Summary
Monkey Twins is enjoyable enough, but it doesn’t cohere too well and thanks to production issues and a lack of imagination it isn’t able to deliver the goods where it counts.
Another day, another international series added to the burgeoning library of overseas Netflix content. Today it’s Monkey Twins, a Thai martial arts drama created by Nonthakorn Thaweesuk that combines elements of old-fashioned crime thrillers, romance and absurdist comedy in a ropey package that shows its influences about as much as its budget.
In Monkey Twins a cop teams up with an embittered martial artist to thwart a sinister crime ring, and stop me if any of this sounds familiar: Stripping to the waist to prove you’re not wearing a wire? Playing hardball with the local crime boss to show you need to see the drugs before you hand over the money? Being forced to kill a man to prove your loyalty, and delaying the execution for just long enough for the observing police team to bust in before you have to do the deed? This is second-hand crime drama through and through, just filtered through the slightly oddball traditions of Thai cinema.

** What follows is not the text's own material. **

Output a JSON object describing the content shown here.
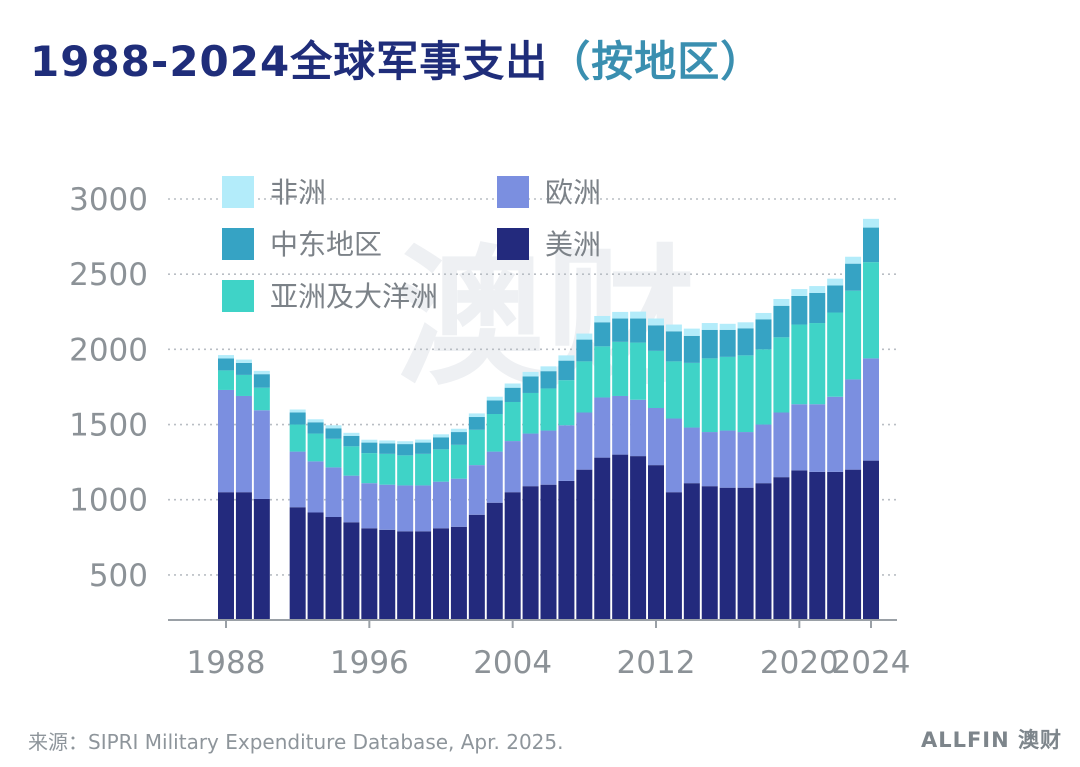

Those traditions include wacky comic relief that never coheres with the supposedly deathly-serious criminal underworld plot, and a soppy romantic through-line that isn’t entirely in-keeping with the rest of Monkey Twins either. The overall effect is a weird mishmash of influences, styles and themes that just feels vaguely confused and uncertain rather than diverse and interesting.
But you’re here for the fights, I’m sure. And it brings me no pleasure to report that they’re not all that great either, although they do manage to evoke a few moments of inspiration, or at least some facile “That was pretty cool” enjoyment. But the semi-authentic Thai styling lacks the crunchy authenticity of, say, A Prayer Before Dawn, and has nothing like the stylized madness of the Ong Bak series, which I suppose represent the two extreme ends of on-screen Muay Thai. It’s an awkward middle-ground that is hampered further by extremely lacklustre production and a heavy reliance on dodgy-looking editing effects, including liberal slow motion that only serves to highlight how much these performers aren’t actually hitting one another.
Things at least get more brutal as Monkey Twins progresses through its 13-episode season, but even at its bloodiest it’s still limp-wristed in comparison to its contemporaries. And don’t even get me started on the sound design, which renders some fights laughable with Super Mario-esque cartoon impacts, to say nothing of the unintentionally-hilarious pop-gun shootouts. There’s a decent show here, but it’s hiding beneath so much rubbish that it’s difficult to imagine what it might look like.